Hay algo de esto último en la normalidad con la que durante tres sexenios hemos aceptado la cuenta de miles de asesinatos: 60 mil entre 2000 y 2006; 120 mil entre 2006 y 2012; 150 mil entre 2012 y 2018; 200 mil entre 2018 y 2024.

Algo similar sucede con los 161 mil desaparecidos, probablemente muertos también, durante estos gobiernos de violencia espiral.

En los primeros cuatro días del nuevo gobierno se han registrado 325 homicidios. Arden Culiacán, Guanajuato, Chiapas y otros estados del país.

Pero quizá el horror de toda esa violencia encarnó el domingo en el asesinato del alcalde de Chilpancingo, Alejandro Arcos Catalán, quien llevaba apenas seis días en el cargo.

Antecedentes:

El jueves 3 de octubre asesinaron al nuevo secretario del ayuntamiento, Francisco Gonzalo Tapia. El 28 de septiembre mataron también a quien iba a ser secretario de Seguridad Pública del mismo ayuntamiento, Ulises Hernández Martínez.

Pero al alcalde de Chilpancingo, único de oposición en ciudades grandes de Guerrero, no sólo lo asesinaron, sino que lo exhibieron, decapitado, en su propia camioneta de trabajo.

La cabeza fue puesta en el techo del vehículo, el cuerpo apareció sentado en el asiento delantero.

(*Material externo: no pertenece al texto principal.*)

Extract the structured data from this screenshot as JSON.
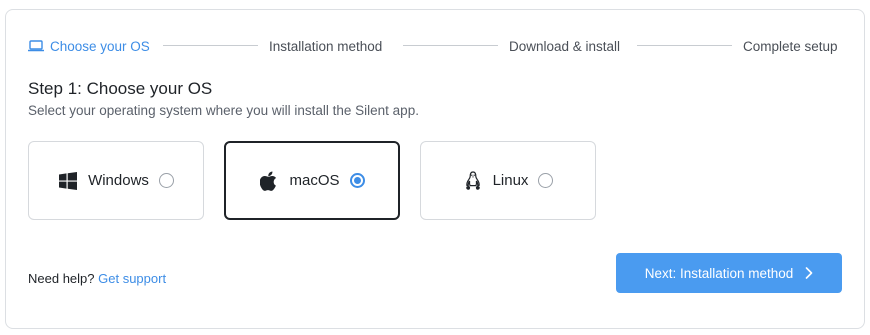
{
  "stepper": {
    "steps": [
      {
        "label": "Choose your OS",
        "icon": "laptop-icon",
        "active": true
      },
      {
        "label": "Installation method",
        "active": false
      },
      {
        "label": "Download & install",
        "active": false
      },
      {
        "label": "Complete setup",
        "active": false
      }
    ]
  },
  "heading": "Step 1: Choose your OS",
  "subheading": "Select your operating system where you will install the Silent app.",
  "os_options": [
    {
      "label": "Windows",
      "icon": "windows-icon",
      "selected": false
    },
    {
      "label": "macOS",
      "icon": "apple-icon",
      "selected": true
    },
    {
      "label": "Linux",
      "icon": "linux-tux-icon",
      "selected": false
    }
  ],
  "help": {
    "prefix": "Need help?",
    "link": "Get support"
  },
  "next_button": {
    "label": "Next: Installation method",
    "icon": "chevron-right-icon"
  },
  "colors": {
    "accent": "#3d8de6",
    "button": "#4a9bf0",
    "text": "#1f2328",
    "muted": "#5b616b"
  }
}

Todo el mundo sabe en Chilpancingo cuál es el grupo criminal que asesinó al alcalde y todo el mundo sospecha la razón del crimen: el nuevo alcalde no quiso darle a los criminales que controlan Chilpancingo las cosas que querían. Típicamente: dinero, puestos, las policías, permisos, control.

El alcalde decapitado de Chilpancingo es más elocuente en su sangrienta individualidad que la cifra de 325 asesinados en los primeros días del nuevo gobierno.

Es un asesinato real, preciso, horrendo en su precisión.

Vistos de cerca, los otros 325 muertos de estos días debieron ser tan siniestros como el del alcalde de Chilpancingo.

Pero el muerto catártico, el que nos dice la verdad de lo que pasa cada día, es el alcalde decapitado y exhibido en Chilpancingo.

Lo demás, por desgracia, sigue siendo estadística.